The Anthropic team wrote about tool design for agents and how agents need clear feedback to work well. Games figured this out decades ago. Good games give you immediate, clear feedback. Bad games leave you guessing. Same principle applies to agent interfaces.
Save states
One habit from gaming that transferred directly: save often.
In games you save before boss fights. Before you try something risky. Before you enter a new area. Because you might die and lose progress.
With coding agents I commit constantly. Before I ask Claude to refactor something big. Before I try a different approach. Before I let it touch files I don’t fully understand.
When things go wrong, and they do go wrong, I can reset. Git is just save states for code. The long-running agents post from Anthropic talks about this. They have agents commit after every successful change. Leave the codebase in a mergeable state. It’s the same instinct.
I wrote about this in my vibe coding post too. Know when to burn it down. If you’re 45 minutes deep in a mess of changes you don’t understand, sometimes the move is to reset to the last save and try again with better context.
The system design level
This is the part I’m still working on.
Strategy games taught me to think about systems. In Age of Empires, villagers gather resources, resources go to buildings, buildings produce units, units need to be positioned somewhere useful. Everything connects. You can’t just optimize one part. You have to think about how the pieces interact.
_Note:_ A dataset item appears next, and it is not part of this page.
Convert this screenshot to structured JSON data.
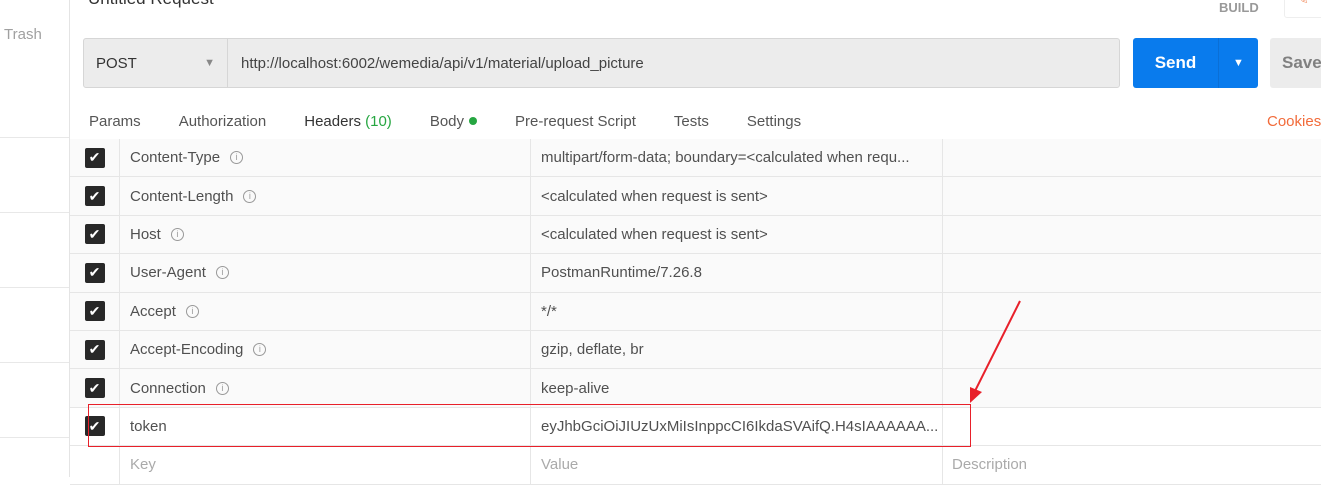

Codebases work the same way. This function calls that function which updates this state which triggers that side effect. When Claude makes a change, I think about what else it might affect. What depends on this? What does this depend on?
The building effective agents post talks about orchestrator-worker patterns. A lead agent coordinates while specialized subagents do specific tasks. It sounds complicated but it’s just… knowing which piece does what. Like knowing your barracks makes infantry and your archery range makes archers and your stable makes cavalry. Different buildings, different units, different purposes. You have to know what each thing does or you just build randomly and lose.
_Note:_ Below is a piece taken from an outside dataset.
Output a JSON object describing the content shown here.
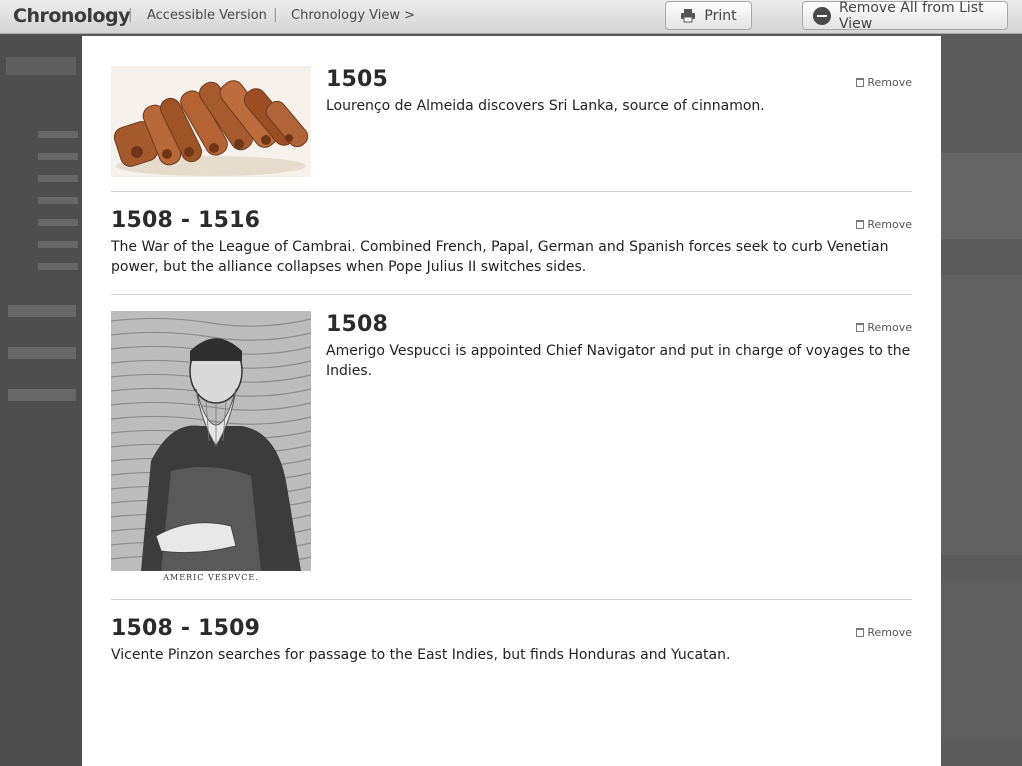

The multi-agent research post goes deeper. They found that token usage alone explains 80% of performance variance in their evaluations. Resource management. Just like in an RTS.
What I’m still figuring out
I don’t have this fully worked out.
Sometimes the gaming instincts help. Sometimes they mislead. Games have designed solutions. Real problems don’t. Games give you all the pieces you need. Real codebases have missing documentation and outdated comments and code that nobody remembers writing.
But the core skills transfer. Exploring before committing. Managing limited resources. Recognizing patterns. Saving your progress. Thinking in systems.
I spent a lot of hours on video games as a kid. My parents thought it was a waste of time. Maybe they were right about some of it. But some of those hours were training for something I couldn’t have predicted.
Or maybe I’m just rationalizing. That’s also possible.
References
Peer-reviewed research:
- Green, C.S. & Bavelier, D. (2012). Learning, Attentional Control, and Action Video Games. Current Biology, 22(6), R197-R206.
- Kokkinakis, A.V. et al. (2017). Exploring the relationship between video game expertise and fluid intelligence. PLOS ONE, 12(11).
- Manero, B. et al. (2023). Video games and board games: Effects of playing practice on cognition. PLOS ONE, 18(3).
- Bediou, B. et al. (2023). Effects of Action Video Game Play on Cognitive Skills: A Meta-Analysis. Translational Issues in Psychological Science.
- Oei, A.C. & Patterson, M.D. (2013). Enhancing Cognition with Video Games: A Multiple Game Training Study. PLOS ONE, 8(3).